Homélie, 4 avril 2004, Dimanche des Rameaux, n. 5
XIX Journée Mondiale de la Jeunesse


Le Christ Jésus... s'humilia plus encore, obéissant jusqu'à la mort... et à la mort sur une croix ! Aussi Dieu l'a-t-il exalté (Ph 2, 6.8-9). L'hymne admirable de la Lettre de saint Paul aux Philippiens vient de nous rappeler que la Croix possède deux aspects indissociables : elle est, à la fois, douloureuse et glorieuse. La souffrance et l'humiliation de la mort de Jésus sont intimement liées à l'exaltation et à la gloire de sa résurrection.

Chers frères et sœurs ! Très chers jeunes ! Que ne vienne jamais à manquer en vous la conscience de cette vérité réconfortante. La passion et la résurrection du Christ constituent le centre de notre foi et notre soutien dans les épreuves quotidiennes inévitables.

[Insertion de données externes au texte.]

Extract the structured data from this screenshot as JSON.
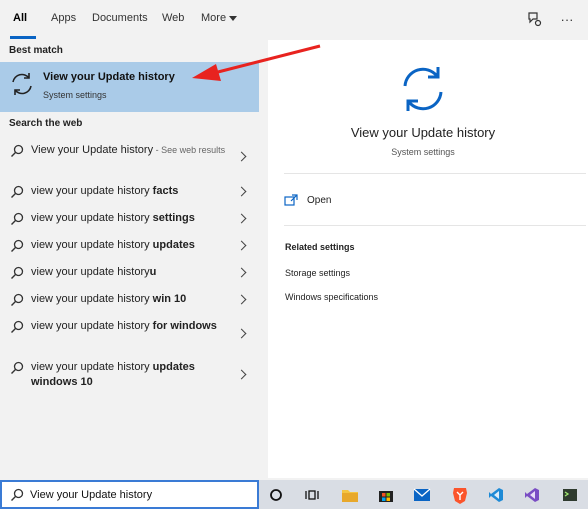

Que Marie, Vierge des Douleurs et témoin silencieux de la joie de la résurrection, vous aide à suivre le Christ crucifié et à découvrir dans le mystère de la Croix le sens plénier de la vie.


12/03/2006

Citations-7


Audience générale 5-I-2000, n. 2


"Réjouis-toi, pleine de grâce" (Lc 1,28). La première parole que le Père fait parvenir à Marie par l'intermédiaire de l'ange, est une formule de salutation qui peut être comprise comme une invitation à la joie, une invitation qui fait écho à celle que le prophète Zacharie adressa à tout le peuple d'Israël : "Exulte avec force, fille de Sion ! Voici que ton roi vient à toi !" (Za 9,9 ; cf. aussi So 3,14-18). Par cette première parole adressé à Marie, le Père révèle son intention de communiquer la joie, la joie véritable et définitive, à l'humanité. La joie propre au Père, qui consiste à avoir son Fils près de lui, est offerte à tous, mais elle est tout d'abord confiée à Marie pour que, par elle, elle soit communiquée à la communauté humaine.